Yes, I’m going to be revealing what my strange obsession is in this very post.
Psych! I am perfectly normal and capable of basic human emotions. Maybe I should feel insulted if you clicked on this post wanting to read all about my disturbing and sickening habits. May I remind you, having a mild interest in rampaging squirrels, Katanas and zombie goat apocalypse is not strange behavior.

I shall buy a squirrel and name it "Shakira Van Der Jolie" or maybe "Princess LedZeppelin"
Likes? Decide for me?
Anyway,this post is about this reality show (My Strange Addiction) I literally stumbled upon earlier this week. It’s another welcome addition to the crazy pop culture of this world where delightful individuals with serious untreated mental issues are shown on the telly as they unveil their disgusting unusual addictions.
Apparently you can guess that these people are suffering from something because they’re practically agreeing to these: be watched by thousands of people. Agree to be labelled as a freak for the rest of your lives.
I watched one episode where this woman is addicted to drinking her own urine because y’know nothing is more healthier or “comforting” than drinking your own urine straight from your delicate parts.
Another one showed a man is in an intimate relationship with his car and then to add more horror and glee, he confesses this to his father on camera. However, I (and many, many others who express joy at seeing parents/guardians exploding in rage on screen) was sorely disappointed. Instead, the father was mystified – or appalled or maybe both. Be glad he didn’t have a stroke or something.

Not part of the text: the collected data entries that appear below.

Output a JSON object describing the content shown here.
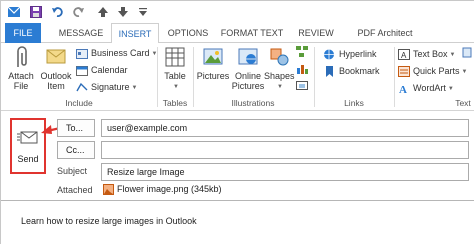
{
  "quick_access": {
    "icons": [
      "outlook-icon",
      "save-icon",
      "undo-icon",
      "redo-icon",
      "up-arrow-icon",
      "down-arrow-icon",
      "customize-icon"
    ]
  },
  "tabs": [
    {
      "label": "FILE"
    },
    {
      "label": "MESSAGE"
    },
    {
      "label": "INSERT"
    },
    {
      "label": "OPTIONS"
    },
    {
      "label": "FORMAT TEXT"
    },
    {
      "label": "REVIEW"
    },
    {
      "label": "PDF Architect"
    }
  ],
  "ribbon": {
    "include": {
      "label": "Include",
      "attach_file": [
        "Attach",
        "File"
      ],
      "outlook_item": [
        "Outlook",
        "Item"
      ],
      "business_card": "Business Card",
      "calendar": "Calendar",
      "signature": "Signature"
    },
    "tables": {
      "label": "Tables",
      "table": "Table"
    },
    "illustrations": {
      "label": "Illustrations",
      "pictures": "Pictures",
      "online_pictures": [
        "Online",
        "Pictures"
      ],
      "shapes": "Shapes"
    },
    "links": {
      "label": "Links",
      "hyperlink": "Hyperlink",
      "bookmark": "Bookmark"
    },
    "text": {
      "label": "Text",
      "text_box": "Text Box",
      "quick_parts": "Quick Parts",
      "wordart": "WordArt"
    }
  },
  "mail": {
    "send_label": "Send",
    "to_button": "To...",
    "to_value": "user@example.com",
    "cc_button": "Cc...",
    "cc_value": "",
    "subject_label": "Subject",
    "subject_value": "Resize large Image",
    "attached_label": "Attached",
    "attachment": "Flower image.png (345kb)"
  },
  "body": {
    "text": "Learn how to resize large images in Outlook"
  },
  "colors": {
    "file_tab": "#2b7cd3",
    "highlight": "#e0342f",
    "accent": "#2b6cb8"
  }
}
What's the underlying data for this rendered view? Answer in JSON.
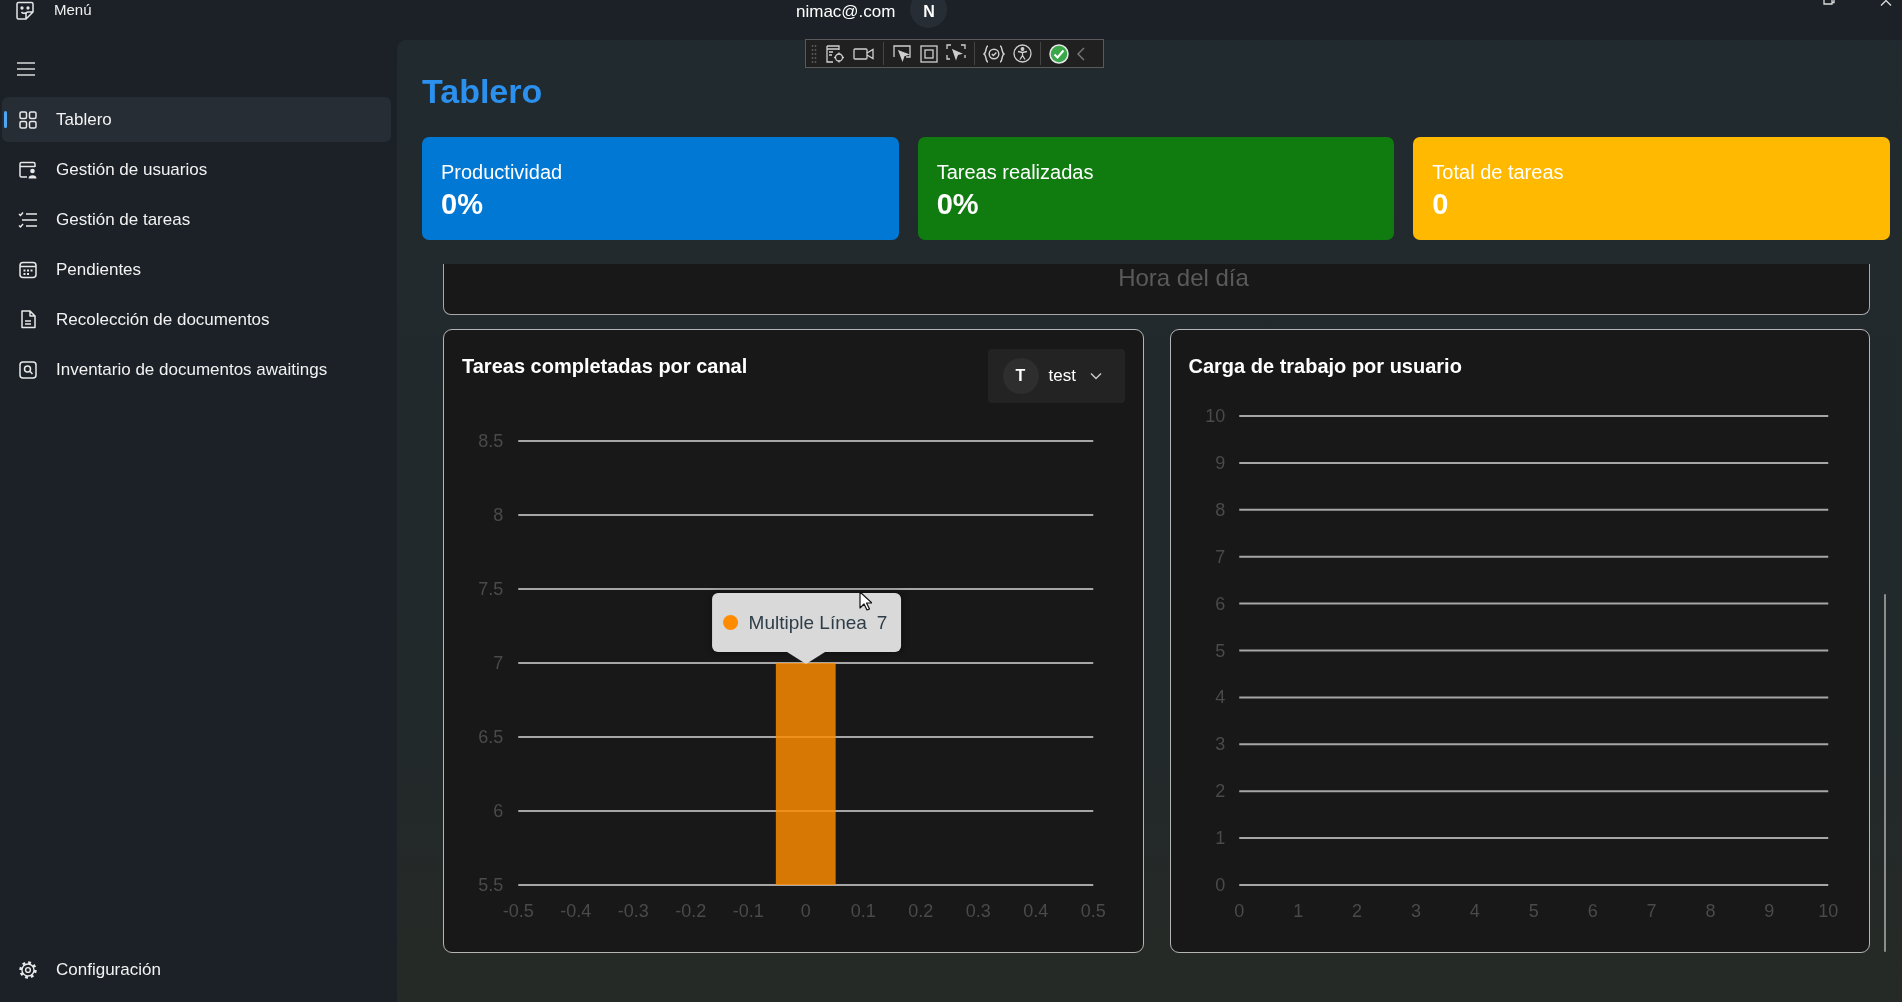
{
  "title_bar": {
    "app_label": "Menú",
    "user_email": "nimac@.com",
    "avatar_initial": "N"
  },
  "sidebar": {
    "items": [
      {
        "label": "Tablero",
        "selected": true
      },
      {
        "label": "Gestión de usuarios",
        "selected": false
      },
      {
        "label": "Gestión de tareas",
        "selected": false
      },
      {
        "label": "Pendientes",
        "selected": false
      },
      {
        "label": "Recolección de documentos",
        "selected": false
      },
      {
        "label": "Inventario de documentos awaitings",
        "selected": false
      }
    ],
    "footer_items": [
      {
        "label": "Configuración",
        "selected": false
      }
    ]
  },
  "page": {
    "title": "Tablero"
  },
  "stat_cards": [
    {
      "label": "Productividad",
      "value": "0%",
      "color": "#0078d4"
    },
    {
      "label": "Tareas realizadas",
      "value": "0%",
      "color": "#107c10"
    },
    {
      "label": "Total de tareas",
      "value": "0",
      "color": "#ffb900"
    }
  ],
  "scrolled_panel": {
    "caption": "Hora del día"
  },
  "charts": [
    {
      "title": "Tareas completadas por canal",
      "filter": {
        "avatar_initial": "T",
        "value": "test"
      },
      "tooltip": {
        "value": "7"
      },
      "chart_data": {
        "type": "bar",
        "x": [
          0
        ],
        "series": [
          {
            "name": "Multiple Línea",
            "color": "#ff8c00",
            "values": [
              7
            ]
          }
        ],
        "xlim": [
          -0.5,
          0.5
        ],
        "ylim": [
          5.5,
          8.5
        ],
        "xticks": [
          -0.5,
          -0.4,
          -0.3,
          -0.2,
          -0.1,
          0,
          0.1,
          0.2,
          0.3,
          0.4,
          0.5
        ],
        "yticks": [
          5.5,
          6,
          6.5,
          7,
          7.5,
          8,
          8.5
        ],
        "grid": true
      }
    },
    {
      "title": "Carga de trabajo por usuario",
      "chart_data": {
        "type": "line",
        "xlim": [
          0,
          10
        ],
        "ylim": [
          0,
          10
        ],
        "xticks": [
          0,
          1,
          2,
          3,
          4,
          5,
          6,
          7,
          8,
          9,
          10
        ],
        "yticks": [
          0,
          1,
          2,
          3,
          4,
          5,
          6,
          7,
          8,
          9,
          10
        ],
        "grid": true
      }
    }
  ]
}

One of my favorite (after the urine drinker, of course) is Shower hair drain collector – Another young man in desperate need for help. How do the producers find these people? During the episode, the guy makes this harrowing statement “…the game starts when I see the homeowner and I make the prediction that how much hair she has in her drain and then I have to find out.” – This is not creepy at all. Imagine waltzing inside your house only to find some random dude bent over your drain.
This is such an interesting show. Watch it, y’all. Show this stuff to your Momma and Paw-Paw – they would appreciate, for once, how considerably sane their child is, compared to the people in the show.